Es ist, als ob man ein völlig löchriges Dach hat und statt es zu reparieren, den Bewohnern immer neue Eimer zum Auffangen des Regenwassers hinstellt. Man gaukelt ihnen vor, sie könnten das Problem in den Griff bekommen, indem sie einfach eifrig weiter die Eimer leeren. Dabei könnte jeder halbwegs denkende Mensch erkennen, dass das Haus längst unbewohnbar ist. Aber der Trick ist eben, die Leute zu beschäftigen – mit den Eimern, mit den Kreuzen, mit den Pseudo-Debatten.
Und so gehen wir in die nächste Runde des großen, nationalen Wählens, in der Hoffnung, dass diesmal vielleicht wirklich etwas anders wird. Dass diesmal das Dach repariert wird, statt uns noch einen Eimer hinzustellen. Aber, und das ist das Schöne an der Demokratie: Sie ist wunderbar elastisch. Egal, wie viele Löcher sie hat, sie bricht nie zusammen – zumindest nicht offiziell. Denn wenn sie es täte, wäre es ja offensichtlich, dass das ganze System nur noch eine Fassade ist.
Die Wahl als Witz – ein schlechter
Man könnte fast lachen, wenn es nicht so traurig wäre.
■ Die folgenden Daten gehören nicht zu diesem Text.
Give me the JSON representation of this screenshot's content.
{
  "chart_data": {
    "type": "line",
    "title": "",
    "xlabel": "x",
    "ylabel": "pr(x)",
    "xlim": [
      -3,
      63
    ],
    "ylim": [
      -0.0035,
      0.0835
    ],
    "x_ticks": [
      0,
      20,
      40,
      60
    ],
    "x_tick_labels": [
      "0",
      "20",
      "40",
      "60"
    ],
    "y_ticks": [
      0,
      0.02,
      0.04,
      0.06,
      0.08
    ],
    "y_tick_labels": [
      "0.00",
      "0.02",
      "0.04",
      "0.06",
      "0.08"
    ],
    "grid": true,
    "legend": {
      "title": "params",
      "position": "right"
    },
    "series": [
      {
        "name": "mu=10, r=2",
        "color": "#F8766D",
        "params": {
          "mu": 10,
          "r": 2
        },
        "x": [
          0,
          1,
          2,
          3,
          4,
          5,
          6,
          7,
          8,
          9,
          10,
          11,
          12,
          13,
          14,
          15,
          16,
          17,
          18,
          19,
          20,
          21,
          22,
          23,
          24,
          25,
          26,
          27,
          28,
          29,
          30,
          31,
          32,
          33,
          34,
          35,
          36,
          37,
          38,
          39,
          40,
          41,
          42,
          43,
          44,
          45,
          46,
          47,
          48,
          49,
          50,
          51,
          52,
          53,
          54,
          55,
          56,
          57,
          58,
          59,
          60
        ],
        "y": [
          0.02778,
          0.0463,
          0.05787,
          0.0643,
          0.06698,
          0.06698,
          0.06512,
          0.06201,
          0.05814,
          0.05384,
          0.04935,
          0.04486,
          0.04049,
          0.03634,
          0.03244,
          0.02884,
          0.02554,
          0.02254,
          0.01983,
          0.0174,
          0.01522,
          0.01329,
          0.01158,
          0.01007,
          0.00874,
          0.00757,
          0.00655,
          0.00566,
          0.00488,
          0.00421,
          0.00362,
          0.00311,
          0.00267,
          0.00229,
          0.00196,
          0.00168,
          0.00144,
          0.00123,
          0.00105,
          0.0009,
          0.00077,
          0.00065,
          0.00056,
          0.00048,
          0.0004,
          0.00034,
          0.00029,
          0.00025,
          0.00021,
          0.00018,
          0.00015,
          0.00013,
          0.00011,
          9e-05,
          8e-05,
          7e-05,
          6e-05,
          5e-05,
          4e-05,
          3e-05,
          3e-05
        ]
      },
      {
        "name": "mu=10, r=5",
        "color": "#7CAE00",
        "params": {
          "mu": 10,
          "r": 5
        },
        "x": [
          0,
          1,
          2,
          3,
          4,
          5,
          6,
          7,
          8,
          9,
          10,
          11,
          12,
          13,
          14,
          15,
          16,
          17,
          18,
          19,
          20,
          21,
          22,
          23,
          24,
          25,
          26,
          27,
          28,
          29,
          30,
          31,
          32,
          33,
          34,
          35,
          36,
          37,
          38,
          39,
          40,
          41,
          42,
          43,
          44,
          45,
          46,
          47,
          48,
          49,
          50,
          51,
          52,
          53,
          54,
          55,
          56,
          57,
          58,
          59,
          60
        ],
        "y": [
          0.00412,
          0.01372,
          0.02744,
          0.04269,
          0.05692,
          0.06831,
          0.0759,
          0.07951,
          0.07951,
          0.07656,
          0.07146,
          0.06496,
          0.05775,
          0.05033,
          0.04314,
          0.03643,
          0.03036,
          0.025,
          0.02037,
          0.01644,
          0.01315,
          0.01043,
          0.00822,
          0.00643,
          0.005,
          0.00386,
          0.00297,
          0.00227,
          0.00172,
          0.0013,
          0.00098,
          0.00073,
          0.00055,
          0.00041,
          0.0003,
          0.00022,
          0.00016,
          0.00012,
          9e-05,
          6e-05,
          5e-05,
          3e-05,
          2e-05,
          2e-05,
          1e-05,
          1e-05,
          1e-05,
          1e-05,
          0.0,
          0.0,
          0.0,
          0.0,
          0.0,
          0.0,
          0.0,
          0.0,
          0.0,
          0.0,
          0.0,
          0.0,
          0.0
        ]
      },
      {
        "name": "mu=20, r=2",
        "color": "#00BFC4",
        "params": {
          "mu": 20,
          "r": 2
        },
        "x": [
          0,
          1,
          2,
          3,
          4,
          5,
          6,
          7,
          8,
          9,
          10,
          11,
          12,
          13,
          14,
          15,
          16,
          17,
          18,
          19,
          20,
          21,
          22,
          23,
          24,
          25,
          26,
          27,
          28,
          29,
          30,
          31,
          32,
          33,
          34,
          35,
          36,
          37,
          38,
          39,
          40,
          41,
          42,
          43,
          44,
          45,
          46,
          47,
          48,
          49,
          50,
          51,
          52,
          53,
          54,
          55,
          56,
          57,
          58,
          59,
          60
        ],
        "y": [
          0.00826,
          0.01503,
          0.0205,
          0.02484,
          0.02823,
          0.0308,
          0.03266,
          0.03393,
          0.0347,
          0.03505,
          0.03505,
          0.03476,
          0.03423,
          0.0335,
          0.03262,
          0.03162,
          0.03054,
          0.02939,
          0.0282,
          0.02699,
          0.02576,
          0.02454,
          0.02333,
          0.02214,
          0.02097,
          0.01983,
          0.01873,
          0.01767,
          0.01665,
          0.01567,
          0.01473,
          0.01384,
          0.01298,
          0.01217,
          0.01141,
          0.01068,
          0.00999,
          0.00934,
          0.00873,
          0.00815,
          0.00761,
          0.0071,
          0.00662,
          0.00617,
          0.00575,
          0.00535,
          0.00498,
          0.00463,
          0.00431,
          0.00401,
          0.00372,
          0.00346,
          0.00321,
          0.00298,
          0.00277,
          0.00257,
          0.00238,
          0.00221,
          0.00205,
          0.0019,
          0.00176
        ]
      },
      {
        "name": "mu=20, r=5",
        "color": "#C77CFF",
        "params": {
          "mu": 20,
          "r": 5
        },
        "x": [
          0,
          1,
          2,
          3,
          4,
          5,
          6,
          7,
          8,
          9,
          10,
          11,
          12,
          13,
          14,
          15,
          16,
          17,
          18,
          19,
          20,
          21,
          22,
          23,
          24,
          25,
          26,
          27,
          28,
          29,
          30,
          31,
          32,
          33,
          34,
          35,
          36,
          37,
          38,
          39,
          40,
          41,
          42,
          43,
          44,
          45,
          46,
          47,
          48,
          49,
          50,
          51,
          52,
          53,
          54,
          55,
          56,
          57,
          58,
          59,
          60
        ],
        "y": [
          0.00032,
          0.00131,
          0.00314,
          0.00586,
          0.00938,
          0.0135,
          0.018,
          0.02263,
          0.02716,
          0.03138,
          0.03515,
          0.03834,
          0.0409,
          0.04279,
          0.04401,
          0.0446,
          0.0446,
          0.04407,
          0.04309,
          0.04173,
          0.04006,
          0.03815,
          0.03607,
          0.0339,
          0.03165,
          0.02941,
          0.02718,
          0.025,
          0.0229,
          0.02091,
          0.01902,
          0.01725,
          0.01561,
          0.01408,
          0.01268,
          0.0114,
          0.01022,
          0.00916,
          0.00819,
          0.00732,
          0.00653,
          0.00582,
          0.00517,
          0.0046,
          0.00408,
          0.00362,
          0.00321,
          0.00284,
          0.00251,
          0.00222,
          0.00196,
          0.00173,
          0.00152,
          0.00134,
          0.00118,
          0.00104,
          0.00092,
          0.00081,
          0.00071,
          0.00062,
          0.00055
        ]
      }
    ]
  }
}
Wir diskutieren über Koalitionen, als gäbe es echte Alternativen. SPÖ, ÖVP, NEOS – das politische Personal dreht sich im Kreis, während sie alle dasselbe Lied singen, nur in leicht unterschiedlichen Tonlagen. Die Wahl ist in diesem Sinne kein demokratisches Instrument mehr, sondern eine Choreografie. Jeder hat seine Rolle, jeder kennt seinen Einsatz, und am Ende applaudieren wir artig.
Der eigentliche Witz ist jedoch, dass viele tatsächlich glauben, sie hätten die Wahl. „Wählst du rot, blau oder grün?“ fragt man uns, als ob es einen Unterschied machen würde. In Wahrheit sind das nur Nuancen in der großen Farbmischung der politischen Langeweile. Das Rezept bleibt dasselbe: eine Prise Neoliberalismus, vermischt mit einem Hauch Sozialpolitik und garniert mit Umweltrhetorik. Fertig ist der Einheitsbrei, der uns als Wahlmenü serviert wird. Guten Appetit.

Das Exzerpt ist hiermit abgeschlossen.